Without a doubt there are thousands of people free who should be behind bars. Without a doubt there are thousands of people in jail who should be free.
When he is sentenced he will get his chance to make a plea for leniency based on a 30-year-old case and a (perhaps) exemplarily life since then.
You draw a parallel between Polanski and Jeffs. How is the Prophet spending his time these days? Not living the good life in France.
All very good points. I don’t think I can add anything to most of them.
… except …
(there always seems to be one)
My point about the parallel between Jeffs and Polanski isn’t that one got off and the other one didn’t. That’s true and is also a miscarriage of justice just as you say.

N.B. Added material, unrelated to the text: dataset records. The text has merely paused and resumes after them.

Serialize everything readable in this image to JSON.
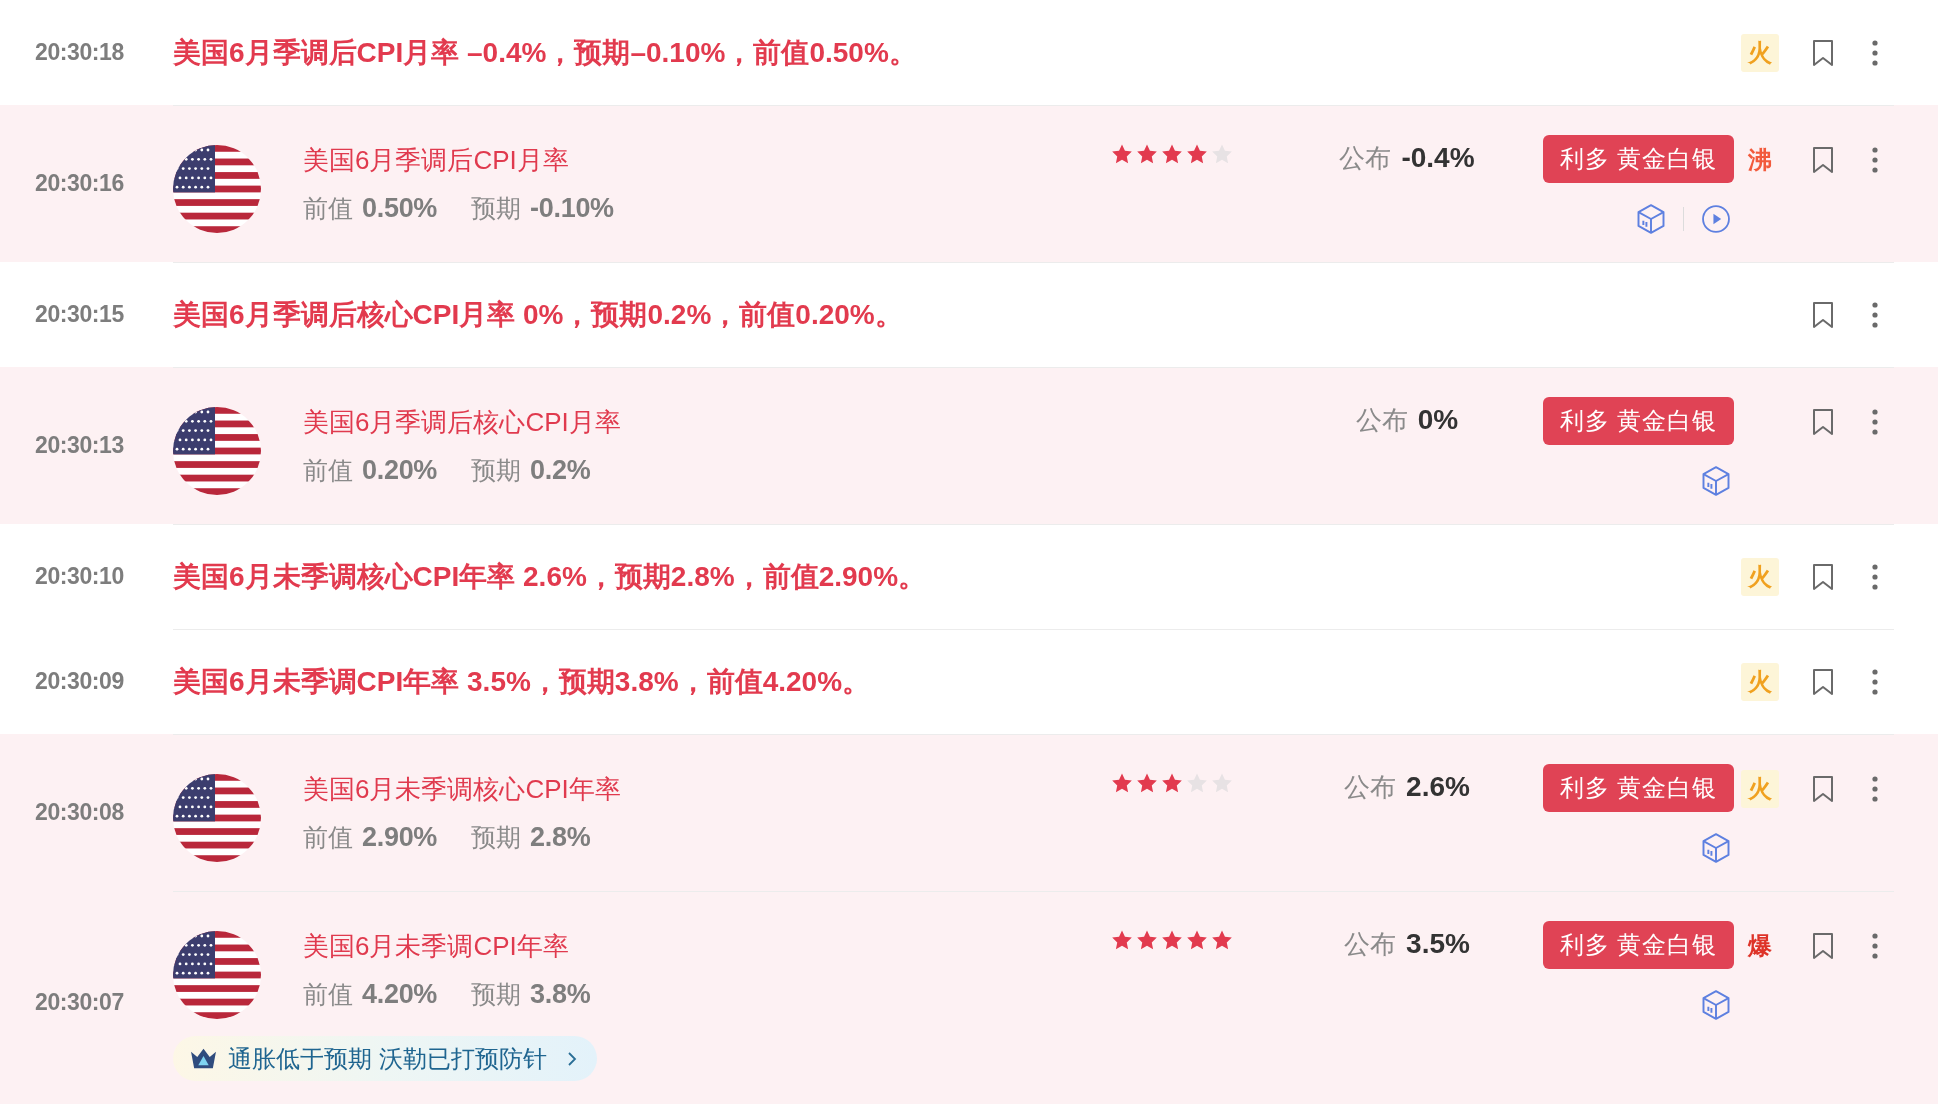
{
  "feed": [
    {
      "kind": "flash",
      "time": "20:30:18",
      "text": "美国6月季调后CPI月率 –0.4%，预期–0.10%，前值0.50%。",
      "heat": {
        "kind": "fire",
        "label": "火"
      }
    },
    {
      "kind": "data",
      "time": "20:30:16",
      "title": "美国6月季调后CPI月率",
      "previous": {
        "label": "前值",
        "value": "0.50%"
      },
      "forecast": {
        "label": "预期",
        "value": "-0.10%"
      },
      "stars": 4,
      "actual": {
        "label": "公布",
        "value": "-0.4%"
      },
      "impact": "利多 黄金白银",
      "video": true,
      "heat": {
        "kind": "boil",
        "label": "沸"
      }
    },
    {
      "kind": "flash",
      "time": "20:30:15",
      "text": "美国6月季调后核心CPI月率 0%，预期0.2%，前值0.20%。"
    },
    {
      "kind": "data",
      "time": "20:30:13",
      "title": "美国6月季调后核心CPI月率",
      "previous": {
        "label": "前值",
        "value": "0.20%"
      },
      "forecast": {
        "label": "预期",
        "value": "0.2%"
      },
      "actual": {
        "label": "公布",
        "value": "0%"
      },
      "impact": "利多 黄金白银",
      "video": false
    },
    {
      "kind": "flash",
      "time": "20:30:10",
      "text": "美国6月未季调核心CPI年率 2.6%，预期2.8%，前值2.90%。",
      "heat": {
        "kind": "fire",
        "label": "火"
      }
    },
    {
      "kind": "flash",
      "time": "20:30:09",
      "text": "美国6月未季调CPI年率 3.5%，预期3.8%，前值4.20%。",
      "heat": {
        "kind": "fire",
        "label": "火"
      }
    },
    {
      "kind": "data",
      "time": "20:30:08",
      "title": "美国6月未季调核心CPI年率",
      "previous": {
        "label": "前值",
        "value": "2.90%"
      },
      "forecast": {
        "label": "预期",
        "value": "2.8%"
      },
      "stars": 3,
      "actual": {
        "label": "公布",
        "value": "2.6%"
      },
      "impact": "利多 黄金白银",
      "video": false,
      "heat": {
        "kind": "fire",
        "label": "火"
      }
    },
    {
      "kind": "data",
      "time": "20:30:07",
      "title": "美国6月未季调CPI年率",
      "previous": {
        "label": "前值",
        "value": "4.20%"
      },
      "forecast": {
        "label": "预期",
        "value": "3.8%"
      },
      "stars": 5,
      "actual": {
        "label": "公布",
        "value": "3.5%"
      },
      "impact": "利多 黄金白银",
      "video": false,
      "heat": {
        "kind": "burst",
        "label": "爆"
      },
      "tag": "通胀低于预期 沃勒已打预防针"
    }
  ]
}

My point is that it’s a shame that we couldn’t have convicted Jeffs of what he was really guilty of – demagoguery – instead of falling back on something that in some ways was victimless crimes but also happens to be an emotional hot point for Americans: sex. And in the same way, Polanski was also guilty of taking advantage of a child’s defenselessness to satisfy his own desires. But the specifics of how he satisfied his desires – sex – is much more important in the public’s mind than the fact that he did it. If he murdered the child’s pet in front of the child’s eyes instead, he might have received a slap on the wrist. But sex!!! — Lock him up forever for that!
Put another way, I have never been able to understand why popular, prime time television available to all young impressionable minds features blood, torture, and gore all night long, but let them say a *bad* *word* or show a forbidden body part and the TV station could lose it’s license!